Erastus Dow Palmer's 'The White Captive', statue of nude woman standing

I’m still working up to reviewing Donna Dennis’ Licentious Gotham: Erotic Publishing and its Prosecution in Nineteenth-Century New York (Harvard University Press, 2009), but I want to post something on a sculpture mentioned in the book called The White Captive by Erastus Dow Palmer.

It portrays a youthful female figure who has been abducted from her sleep and held captive by savage Indians. Hands bound, and stripped of a nightgown hanging from a tree trunk, she turns her head away from the terror, and clenches her left fist, in defiance of imminent harm. Palmer avoided the often cold appearance of Italianate Neoclassical sculpture, in part by using for his model a local girl. He was particularly commended for his use of a “thoroughly American” subject that makes a conscious allusion to the endless skirmishes between Native Americans and white pioneers. It is these naturalistic and individualizing qualities that have, down through the years, earned such praise for Palmer’s sculpture.

According to this article, it was based on Hiram Power’s Greek Slave (previously discussed). True or not, there are definitely similarities in composition and posture. The main difference is that in The White Captive, the woman has her left arm behind her body, fist clenched in defiance. Like Power’s work, this was publicly exhibited to men, women and children.
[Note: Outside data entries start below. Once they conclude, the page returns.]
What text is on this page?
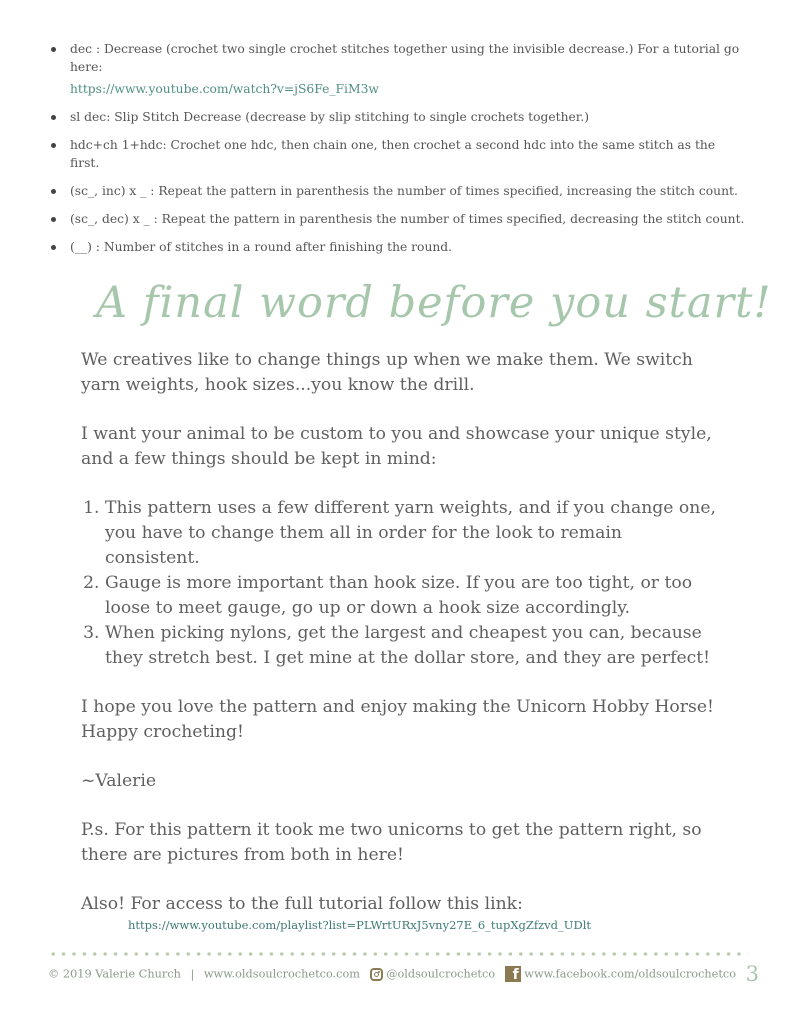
dec : Decrease (crochet two single crochet stitches together using the invisible decrease.) For a tutorial go here:
https://www.youtube.com/watch?v=jS6Fe_FiM3w
sl dec: Slip Stitch Decrease (decrease by slip stitching to single crochets together.)
hdc+ch 1+hdc: Crochet one hdc, then chain one, then crochet a second hdc into the same stitch as the first.
(sc_, inc) x _ : Repeat the pattern in parenthesis the number of times specified, increasing the stitch count.
(sc_, dec) x _ : Repeat the pattern in parenthesis the number of times specified, decreasing the stitch count.
(__) : Number of stitches in a round after finishing the round.
A final word before you start!

We creatives like to change things up when we make them. We switch yarn weights, hook sizes...you know the drill.

I want your animal to be custom to you and showcase your unique style, and a few things should be kept in mind:

1. This pattern uses a few different yarn weights, and if you change one, you have to change them all in order for the look to remain consistent.
2. Gauge is more important than hook size. If you are too tight, or too loose to meet gauge, go up or down a hook size accordingly.
3. When picking nylons, get the largest and cheapest you can, because they stretch best. I get mine at the dollar store, and they are perfect!

I hope you love the pattern and enjoy making the Unicorn Hobby Horse! Happy crocheting!

~Valerie

P.s. For this pattern it took me two unicorns to get the pattern right, so there are pictures from both in here!

Also! For access to the full tutorial follow this link:

https://www.youtube.com/playlist?list=PLWrtURxJ5vny27E_6_tupXgZfzvd_UDlt
© 2019 Valerie Church | www.oldsoulcrochetco.com @oldsoulcrochetco f www.facebook.com/oldsoulcrochetco 3
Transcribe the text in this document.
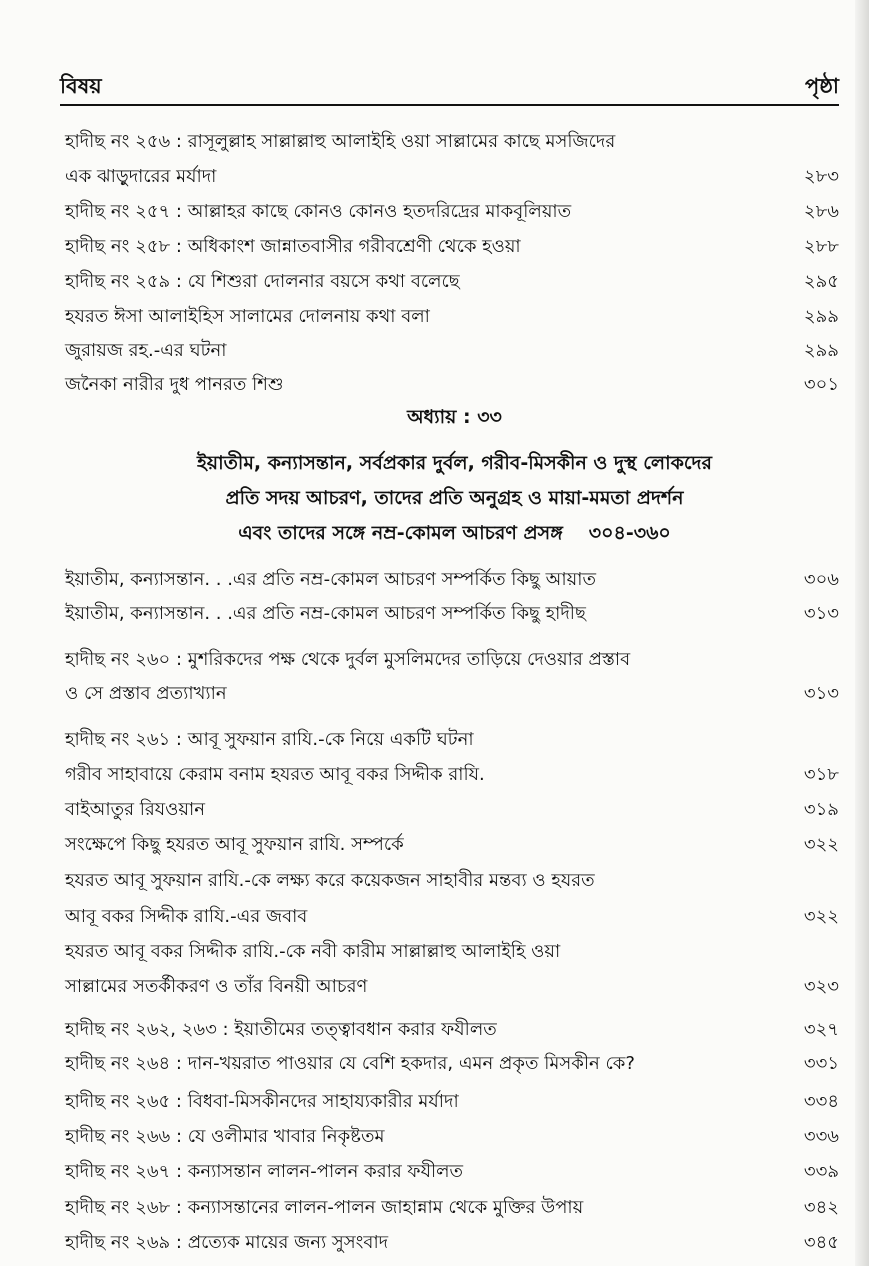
বিষয়	পৃষ্ঠা
হাদীছ নং ২৫৬ : রাসূলুল্লাহ সাল্লাল্লাহু আলাইহি ওয়া সাল্লামের কাছে মসজিদের
এক ঝাড়ুদারের মর্যাদা	২৮৩
হাদীছ নং ২৫৭ : আল্লাহর কাছে কোনও কোনও হতদরিদ্রের মাকবূলিয়াত	২৮৬
হাদীছ নং ২৫৮ : অধিকাংশ জান্নাতবাসীর গরীবশ্রেণী থেকে হওয়া	২৮৮
হাদীছ নং ২৫৯ : যে শিশুরা দোলনার বয়সে কথা বলেছে	২৯৫
হযরত ঈসা আলাইহিস সালামের দোলনায় কথা বলা	২৯৯
জুরায়জ রহ.-এর ঘটনা	২৯৯
জনৈকা নারীর দুধ পানরত শিশু	৩০১
অধ্যায় : ৩৩
ইয়াতীম, কন্যাসন্তান, সর্বপ্রকার দুর্বল, গরীব-মিসকীন ও দুস্থ লোকদের
প্রতি সদয় আচরণ, তাদের প্রতি অনুগ্রহ ও মায়া-মমতা প্রদর্শন
এবং তাদের সঙ্গে নম্র-কোমল আচরণ প্রসঙ্গ ৩০৪-৩৬০
ইয়াতীম, কন্যাসন্তান. . .এর প্রতি নম্র-কোমল আচরণ সম্পর্কিত কিছু আয়াত	৩০৬
ইয়াতীম, কন্যাসন্তান. . .এর প্রতি নম্র-কোমল আচরণ সম্পর্কিত কিছু হাদীছ	৩১৩
হাদীছ নং ২৬০ : মুশরিকদের পক্ষ থেকে দুর্বল মুসলিমদের তাড়িয়ে দেওয়ার প্রস্তাব
ও সে প্রস্তাব প্রত্যাখ্যান	৩১৩
হাদীছ নং ২৬১ : আবূ সুফয়ান রাযি.-কে নিয়ে একটি ঘটনা
গরীব সাহাবায়ে কেরাম বনাম হযরত আবূ বকর সিদ্দীক রাযি.	৩১৮
বাইআতুর রিযওয়ান	৩১৯
সংক্ষেপে কিছু হযরত আবূ সুফয়ান রাযি. সম্পর্কে	৩২২
হযরত আবূ সুফয়ান রাযি.-কে লক্ষ্য করে কয়েকজন সাহাবীর মন্তব্য ও হযরত
আবূ বকর সিদ্দীক রাযি.-এর জবাব	৩২২
হযরত আবূ বকর সিদ্দীক রাযি.-কে নবী কারীম সাল্লাল্লাহু আলাইহি ওয়া
সাল্লামের সতর্কীকরণ ও তাঁর বিনয়ী আচরণ	৩২৩
হাদীছ নং ২৬২, ২৬৩ : ইয়াতীমের তত্ত্বাবধান করার ফযীলত	৩২৭
হাদীছ নং ২৬৪ : দান-খয়রাত পাওয়ার যে বেশি হকদার, এমন প্রকৃত মিসকীন কে?	৩৩১
হাদীছ নং ২৬৫ : বিধবা-মিসকীনদের সাহায্যকারীর মর্যাদা	৩৩৪
হাদীছ নং ২৬৬ : যে ওলীমার খাবার নিকৃষ্টতম	৩৩৬
হাদীছ নং ২৬৭ : কন্যাসন্তান লালন-পালন করার ফযীলত	৩৩৯
হাদীছ নং ২৬৮ : কন্যাসন্তানের লালন-পালন জাহান্নাম থেকে মুক্তির উপায়	৩৪২
হাদীছ নং ২৬৯ : প্রত্যেক মায়ের জন্য সুসংবাদ	৩৪৫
What’s interesting here is that two different artists used a very similar image, a nude woman in distress, to address two different conflicts, i.e. Greece’s rebellion against Turkey and the various battles between Americans and First Nations peoples in the West. The latter conflict was also reflected in the captivity narrative genre. These, in turn, are related to the “held captive by Catholics” stories: virtue in distress from a threatening Other population.

As discussed previously, this kind of imagery is used in a wide variety of contexts and to refer to a wide variety of real-world conflicts. It is thus hardly surprising that these images percolated through the collective subconscious, via the Anna Freud process described earlier.